It has been an interesting few weeks. On 26th and 27th February, the results of the double-blind, placebo-controlled trial of GDNF in Parkinson’s and of the open-label extension study were published in Brain and Journal of Parkinson’s disease respectively. The following day the first part of a doublebill documentary on the trial was broadcast in the UK on BBC2. The following week the concluding part was also broadcast.
Between the papers and the documentary, the subject has been thoroughly examined and dissected. Discussion groups have been alive with interest, comment and interpretation. Many comments have been positive and congratulatory to the study participants, designers, scientists, documentary makers and the charities that funded the trial. Some comments have been negative, often expressing frustrations driven by the dichotomy between documentary title and final conclusions. Some thought that words like “miracle cure”, even when followed by a question mark, misled people over the content. If I’m honest, I would agree.
None of that should take away from the imagination of the scientists who devised this trial and from the naked courage of those who participated in the study. Let’s be under no illusions here – these men and women put their lives on the line by being part of the study. Alan Whone, the principal investigator, said as much at the beginning of the documentary. This was experimental surgery, an experimental method, and an experimental drug. The possibility of catastrophe was very real. And that’s not hyperbole. It’s fact.
Of course the documentary made much of the bravery of the participants (and rightly so, in my view), putting a human face on the raw numbers of science. Emotions ran high and low. A rollercoaster, if you must use that tired tabloid simile. And nowhere were the emotions more raw than in the sequence describing Tom’s death. Tragic – almost comically tragic – that the person so central to the instigation of the trial should be the only one unable to benefit. You could almost hear Tom laughing at the injustice of it.
So what are we left with? What is Tom’s legacy? If we strip away, for a moment, the human dimension and look simply at the numbers, what does the data show? Did GDNF work or did it not?
To answer that, you have to move away from the documentary and go to the papers themselves. The only piece of data presented as such in the documentary was the moment when Alan Whone revealed, in what was uncomfortably close to gameshow host mode, that the drug had failed to reach its primary endpoint.
But what does that mean?
To answer that question, you need to know a little bit about clinical trial design. Bear with me – I’ll try to keep this as short as possible.
Basically all clinical trials have what’s known as a primary endpoint. This is essentially a clinical measure chosen before the trial begins to determine efficacy over placebo. Depending on the nature of the trial, the primary endpoint can be one of many things. In some studies for instance, quality of life may be the main interest and a quality-of-life measure would therefore be chosen as the primary endpoint. In a cancer trial, the main interest might be duration of survival and an appropriate endpoint would be chosen to reflect that. But for trials of Parkinson’s drugs, the norm has been a measure called UPDRS (Universal Parkinson’s Disease Rating Scale) or at least the motor component of the scale.
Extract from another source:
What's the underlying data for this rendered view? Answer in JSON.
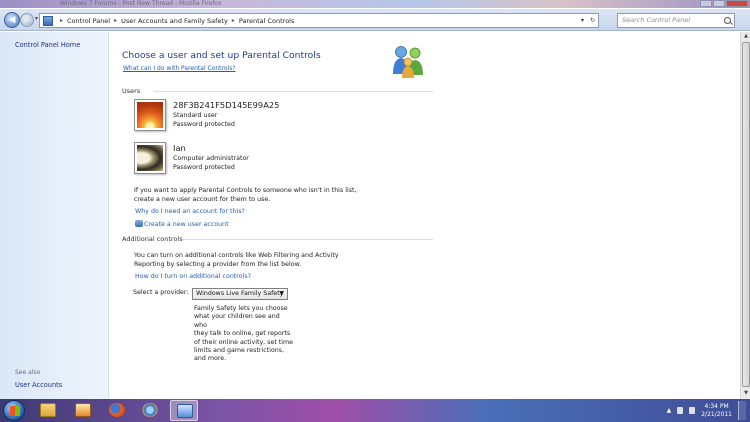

The study investigators set themselves the target of a 20% improvement in “off” state motor UPDRS. GDNF failed to reach that target. Nor did it show any difference on secondary points. End of story. End of GDNF.
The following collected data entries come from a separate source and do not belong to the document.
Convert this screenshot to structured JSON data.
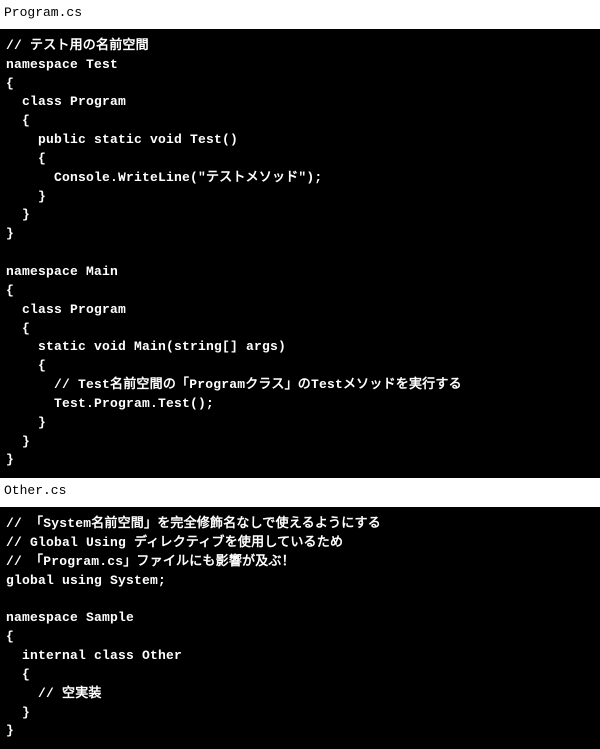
{
  "files": [
    {
      "name": "Program.cs",
      "code": "// テスト用の名前空間\nnamespace Test\n{\n  class Program\n  {\n    public static void Test()\n    {\n      Console.WriteLine(\"テストメソッド\");\n    }\n  }\n}\n\nnamespace Main\n{\n  class Program\n  {\n    static void Main(string[] args)\n    {\n      // Test名前空間の「Programクラス」のTestメソッドを実行する\n      Test.Program.Test();\n    }\n  }\n}"
    },
    {
      "name": "Other.cs",
      "code": "// 「System名前空間」を完全修飾名なしで使えるようにする\n// Global Using ディレクティブを使用しているため\n// 「Program.cs」ファイルにも影響が及ぶ！\nglobal using System;\n\nnamespace Sample\n{\n  internal class Other\n  {\n    // 空実装\n  }\n}"
    }
  ]
}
Hang on a moment. Not so fast. When you look at the post hoc analyses (the ones that weren’t included at the beginning), a rather different picture emerges. 43% of patients receiving GDNF showed clinically important motor improvement. None receiving placebo did. PET scans of patients receiving GDNF showed between 25% and hundred percent increased fluorodopa uptake in the putamen. Not one placebo patient showed a change.
These results are a little more difficult to reconcile with the failure to demonstrate effectiveness at the primary endpoint. But the rules of statistics are such that one needs to define one’s endpoints in advance of the trial not at the end. If the post hoc analyses had been included at the beginning, we might be talking about the data slightly differently. Imagine for instance if fluorodopa uptake had been chosen as a primary endpoint. The study would have been a triumph. They would be singing and dancing.
But that’s the cruel world of statistics. A beautiful hypothesis apparently slain by ugly fact. And of course you are welcome to believe that should you so wish. But I think you would be selling the study short if you did.
It is the easiest thing in the world to utter the standard scientific mantra that “further studies are required” before conclusions can be drawn. The general public, where science is concerned, is not fond of cliffhangers. I’m a patient and a scientist. As a patient, I want answers. As a scientist, I want to know that the answer is the correct one.
How do you marry up those two aspects? How do we blend the patient’s sense of urgency with the scientists need for accuracy? The longer you look at it the more obvious is the answer. You have to involve patients. Study designs have to reflect patient experience. And, more than that, that experience needs to be central not peripheral.
“GDNF works, I know it works” said Steven Gill “it’s just a matter of getting enough of it it in the right place”. We’ve learned a lot from this trial. And we owe a lot to the 41 souls who put their lives on the line in this trial.
To paraphrase Churchill “Never in the field of human neurosurgery has so much been owed by so many to so few”.